In April of 1857 Queen Victoria gave birth to her ninth and final child, Beatrice. The next January her eldest, Princess Victoria, was wedded to Crown Prince Frederick William of Germany and Prussia. Both Victoria and her consort Albert were sad to see their pride and joy go. In one of the Queen’s frequent letters to her daughter she wrote, “It really makes me shudder when I look around to all your sweet, happy, unconscious sisters and think I must give them up too — one by one.”
A year later the younger Victoria and Frederick welcomed the Queen of England’s first grandchild Wilhelm. Victoria and Albert had hoped their daughter and son-in-law might be moderating influences on the fast growing kingdom’s authoritarian leanings. The younger couple were well suited together, and planned to reign together as Victoria and Albert. Unfortunately Frederick was already dying of cancer when he inherited his father’s crowns, and he reigned only 99 days before expiring.
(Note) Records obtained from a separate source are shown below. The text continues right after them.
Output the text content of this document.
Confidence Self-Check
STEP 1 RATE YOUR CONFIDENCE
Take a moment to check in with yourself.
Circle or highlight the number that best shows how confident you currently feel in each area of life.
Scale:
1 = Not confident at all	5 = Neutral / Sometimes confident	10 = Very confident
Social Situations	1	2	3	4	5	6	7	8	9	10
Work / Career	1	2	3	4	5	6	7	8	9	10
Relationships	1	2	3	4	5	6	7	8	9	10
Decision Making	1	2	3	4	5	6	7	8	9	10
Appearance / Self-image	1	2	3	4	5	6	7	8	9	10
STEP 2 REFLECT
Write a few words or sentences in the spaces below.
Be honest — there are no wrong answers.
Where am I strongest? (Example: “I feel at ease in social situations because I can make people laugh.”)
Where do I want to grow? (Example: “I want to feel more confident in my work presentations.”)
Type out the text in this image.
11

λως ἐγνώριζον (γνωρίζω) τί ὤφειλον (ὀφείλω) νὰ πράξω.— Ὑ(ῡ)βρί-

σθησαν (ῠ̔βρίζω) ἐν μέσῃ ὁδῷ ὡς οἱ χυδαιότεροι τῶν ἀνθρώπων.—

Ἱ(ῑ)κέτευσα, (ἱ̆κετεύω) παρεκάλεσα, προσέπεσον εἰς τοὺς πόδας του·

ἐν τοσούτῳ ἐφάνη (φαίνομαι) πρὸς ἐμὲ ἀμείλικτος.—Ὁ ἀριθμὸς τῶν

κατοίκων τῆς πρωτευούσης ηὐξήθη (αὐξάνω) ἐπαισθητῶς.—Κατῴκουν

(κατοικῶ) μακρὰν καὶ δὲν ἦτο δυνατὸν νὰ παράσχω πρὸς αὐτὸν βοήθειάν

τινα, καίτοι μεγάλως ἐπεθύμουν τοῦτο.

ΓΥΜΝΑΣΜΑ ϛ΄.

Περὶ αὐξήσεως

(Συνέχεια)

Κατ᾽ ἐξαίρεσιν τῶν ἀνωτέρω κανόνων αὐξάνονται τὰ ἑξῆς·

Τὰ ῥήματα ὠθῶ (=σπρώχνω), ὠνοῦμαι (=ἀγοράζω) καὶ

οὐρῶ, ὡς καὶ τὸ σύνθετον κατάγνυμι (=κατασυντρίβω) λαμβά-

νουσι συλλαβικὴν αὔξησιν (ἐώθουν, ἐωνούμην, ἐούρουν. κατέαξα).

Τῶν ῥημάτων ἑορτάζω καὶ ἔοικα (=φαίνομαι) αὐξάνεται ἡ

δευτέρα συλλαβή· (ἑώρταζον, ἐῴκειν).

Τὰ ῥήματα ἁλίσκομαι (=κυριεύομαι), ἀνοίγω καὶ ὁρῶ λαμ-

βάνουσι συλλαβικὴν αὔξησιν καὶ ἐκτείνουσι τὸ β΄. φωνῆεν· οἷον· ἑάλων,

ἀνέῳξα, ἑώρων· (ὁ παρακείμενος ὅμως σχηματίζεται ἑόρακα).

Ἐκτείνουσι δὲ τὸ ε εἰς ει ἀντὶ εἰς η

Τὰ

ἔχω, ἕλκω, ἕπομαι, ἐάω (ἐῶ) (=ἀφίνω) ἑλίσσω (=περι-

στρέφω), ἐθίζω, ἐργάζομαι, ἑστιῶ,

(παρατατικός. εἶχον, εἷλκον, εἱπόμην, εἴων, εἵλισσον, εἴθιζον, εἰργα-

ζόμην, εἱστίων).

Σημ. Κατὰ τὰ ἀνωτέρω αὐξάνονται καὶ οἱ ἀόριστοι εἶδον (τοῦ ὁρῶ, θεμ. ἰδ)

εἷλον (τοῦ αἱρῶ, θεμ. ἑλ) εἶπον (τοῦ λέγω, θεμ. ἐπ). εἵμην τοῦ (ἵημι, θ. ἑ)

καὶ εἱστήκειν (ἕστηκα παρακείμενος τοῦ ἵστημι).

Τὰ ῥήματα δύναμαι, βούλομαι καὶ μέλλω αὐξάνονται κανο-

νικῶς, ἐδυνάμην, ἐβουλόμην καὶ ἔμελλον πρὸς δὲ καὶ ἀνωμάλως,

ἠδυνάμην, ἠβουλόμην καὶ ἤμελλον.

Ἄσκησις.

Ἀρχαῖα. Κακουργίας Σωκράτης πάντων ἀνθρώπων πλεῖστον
Wilhelm reigned with an iron fist and his actions spurred the First World War.
Queen Victoria’s domineering mother the Duchess of Kent died in early 1861. Going through her effects, Victoria leaened her mother had loved her deeply. She felt tremendous anguish over the rift between them and the years apart, and blamed her governess and her mother’s advisor for souring things. While she grieved Albert, plagued by constant stomach ailments, took over most of her duties.
Victoria’s heir Crown Prince Albert Edward had never been the great pupil his older sister was, and he longed for an active military service his mother forbade. In 1860 he took a grand tour of North America, to see and be seen. It was a success, although word of immoral conduct crossed the Atlantic to his parents. In 1861 the Crown Prince was sent to Dublin “to watch military manoeuvres”, really to meet the woman his parents wanted him to marry, Princess Alexandra of Denmark.
During this trip to Ireland, the prince spent three nights with an Irish actress his army buds snuck into the camp. He was back at Cambridge University by the time his parents had been alerted. Prince Consort Albert went to chastise him. Two weeks later, in August 1861, the king died. At the time his death was attributed to typhoid fever, but due to his illness for at least two years prior, modern historians think abdominal cancer a more likely culprit. Victoria blamed her eldest son.